If you are building a large system, we would advise you to look very seriously at a PKI solution, but do compare it to a key server solution. You'll have to see if the PKI advantages outweigh its extra cost and complexity. One problem might be that you really want to use credential-style limitations for your sub-CAs. To do this, you must be able to express the limitations in a logical framework. There is no generic framework in which this can be done, so this ends up being a customer-specific part of the design. It probably also means that you cannot use an off-the-shelf product for your PKI, as they are unlikely to have appropriate certificate restriction language.

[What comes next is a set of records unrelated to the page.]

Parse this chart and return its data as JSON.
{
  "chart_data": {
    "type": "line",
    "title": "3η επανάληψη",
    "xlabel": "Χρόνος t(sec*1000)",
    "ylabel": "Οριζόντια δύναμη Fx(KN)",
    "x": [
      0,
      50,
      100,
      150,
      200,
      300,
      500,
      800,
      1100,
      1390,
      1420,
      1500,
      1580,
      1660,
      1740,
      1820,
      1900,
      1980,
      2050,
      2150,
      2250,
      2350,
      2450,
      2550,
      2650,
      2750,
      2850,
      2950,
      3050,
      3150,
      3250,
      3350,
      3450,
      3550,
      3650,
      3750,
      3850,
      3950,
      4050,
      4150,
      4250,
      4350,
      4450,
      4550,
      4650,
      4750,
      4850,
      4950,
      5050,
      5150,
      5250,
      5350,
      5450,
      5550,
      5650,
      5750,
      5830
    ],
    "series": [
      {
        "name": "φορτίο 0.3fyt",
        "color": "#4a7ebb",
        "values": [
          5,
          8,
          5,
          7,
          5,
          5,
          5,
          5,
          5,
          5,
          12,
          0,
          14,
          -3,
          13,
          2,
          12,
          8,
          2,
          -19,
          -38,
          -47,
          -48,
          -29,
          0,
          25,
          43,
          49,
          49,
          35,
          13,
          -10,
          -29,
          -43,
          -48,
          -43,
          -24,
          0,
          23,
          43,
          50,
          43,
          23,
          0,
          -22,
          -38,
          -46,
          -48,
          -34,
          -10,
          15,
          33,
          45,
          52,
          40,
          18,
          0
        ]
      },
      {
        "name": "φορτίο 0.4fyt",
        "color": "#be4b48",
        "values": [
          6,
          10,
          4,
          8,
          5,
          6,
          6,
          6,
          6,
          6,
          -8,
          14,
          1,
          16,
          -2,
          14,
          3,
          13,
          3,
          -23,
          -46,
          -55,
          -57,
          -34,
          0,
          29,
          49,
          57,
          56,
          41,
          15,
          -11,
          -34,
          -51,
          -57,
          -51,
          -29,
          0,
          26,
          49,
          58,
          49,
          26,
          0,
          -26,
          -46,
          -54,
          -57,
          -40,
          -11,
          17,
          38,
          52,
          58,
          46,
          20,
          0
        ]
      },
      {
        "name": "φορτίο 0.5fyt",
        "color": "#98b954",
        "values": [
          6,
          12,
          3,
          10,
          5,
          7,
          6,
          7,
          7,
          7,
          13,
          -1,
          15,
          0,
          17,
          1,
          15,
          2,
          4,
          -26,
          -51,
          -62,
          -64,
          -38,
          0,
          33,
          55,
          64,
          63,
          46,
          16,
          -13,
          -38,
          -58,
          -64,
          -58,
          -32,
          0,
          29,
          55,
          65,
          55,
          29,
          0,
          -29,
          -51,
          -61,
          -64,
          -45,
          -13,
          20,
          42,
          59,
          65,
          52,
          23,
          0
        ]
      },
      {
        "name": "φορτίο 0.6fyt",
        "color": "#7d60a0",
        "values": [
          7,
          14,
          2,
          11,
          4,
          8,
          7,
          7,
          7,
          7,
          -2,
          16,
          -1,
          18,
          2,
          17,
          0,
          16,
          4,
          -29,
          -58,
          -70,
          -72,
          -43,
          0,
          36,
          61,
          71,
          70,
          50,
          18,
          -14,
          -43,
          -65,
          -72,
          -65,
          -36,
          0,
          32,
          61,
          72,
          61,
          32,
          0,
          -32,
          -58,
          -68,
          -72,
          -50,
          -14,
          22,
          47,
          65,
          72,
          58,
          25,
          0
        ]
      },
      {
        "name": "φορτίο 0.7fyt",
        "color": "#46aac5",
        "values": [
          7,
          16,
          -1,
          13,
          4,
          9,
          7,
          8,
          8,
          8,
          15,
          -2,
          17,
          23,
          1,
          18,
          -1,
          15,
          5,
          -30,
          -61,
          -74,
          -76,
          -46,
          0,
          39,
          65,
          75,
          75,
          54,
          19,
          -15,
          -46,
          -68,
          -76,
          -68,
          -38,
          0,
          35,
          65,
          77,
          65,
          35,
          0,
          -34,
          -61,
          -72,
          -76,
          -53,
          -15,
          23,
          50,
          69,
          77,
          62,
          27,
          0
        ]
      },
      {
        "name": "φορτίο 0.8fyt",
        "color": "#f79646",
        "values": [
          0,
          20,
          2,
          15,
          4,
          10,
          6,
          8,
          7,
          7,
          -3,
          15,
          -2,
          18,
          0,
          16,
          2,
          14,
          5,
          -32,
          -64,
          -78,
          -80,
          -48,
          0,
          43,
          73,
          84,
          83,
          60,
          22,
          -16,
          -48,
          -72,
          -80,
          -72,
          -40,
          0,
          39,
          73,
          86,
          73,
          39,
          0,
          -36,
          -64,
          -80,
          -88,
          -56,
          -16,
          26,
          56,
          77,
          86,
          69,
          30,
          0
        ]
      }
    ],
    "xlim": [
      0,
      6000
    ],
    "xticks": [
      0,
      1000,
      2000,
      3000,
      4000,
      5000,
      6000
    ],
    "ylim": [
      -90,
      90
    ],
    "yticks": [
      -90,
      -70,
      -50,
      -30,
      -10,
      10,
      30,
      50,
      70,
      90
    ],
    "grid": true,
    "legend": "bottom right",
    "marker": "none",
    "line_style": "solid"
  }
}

Exercise 19.1 What bad things could happen if Alice uses the same keys with multiple PKIs?

Exercise 19.2 Suppose a system employs devices that are each capable of storing a list of 50 CRL entries. How can this design decision lead to security problems?

Exercise 19.3 Suppose a system uses a PKI with a CRL. A device in that system is asked to verify a certificate but cannot access the CRL database because of a denial-of-service attack. What are the possible courses of action for the device, and what are the advantages and disadvantages of each course of action?

Exercise 19.4 Compare and contrast the advantages and disadvantages of PKIs and key servers. Describe one example application for which you would use a PKI. Describe one example application for which you would use a key server. Justify each of your decisions.

Exercise 19.5 Compare and contrast the advantages and disadvantages of CRLs, fast revocation, and online certificate verification. Describe one example application for which you would use a CRL. Describe one example application for which you would use fast revocation. Describe one example application for which you would use online certificate verification. Justify each of your decisions.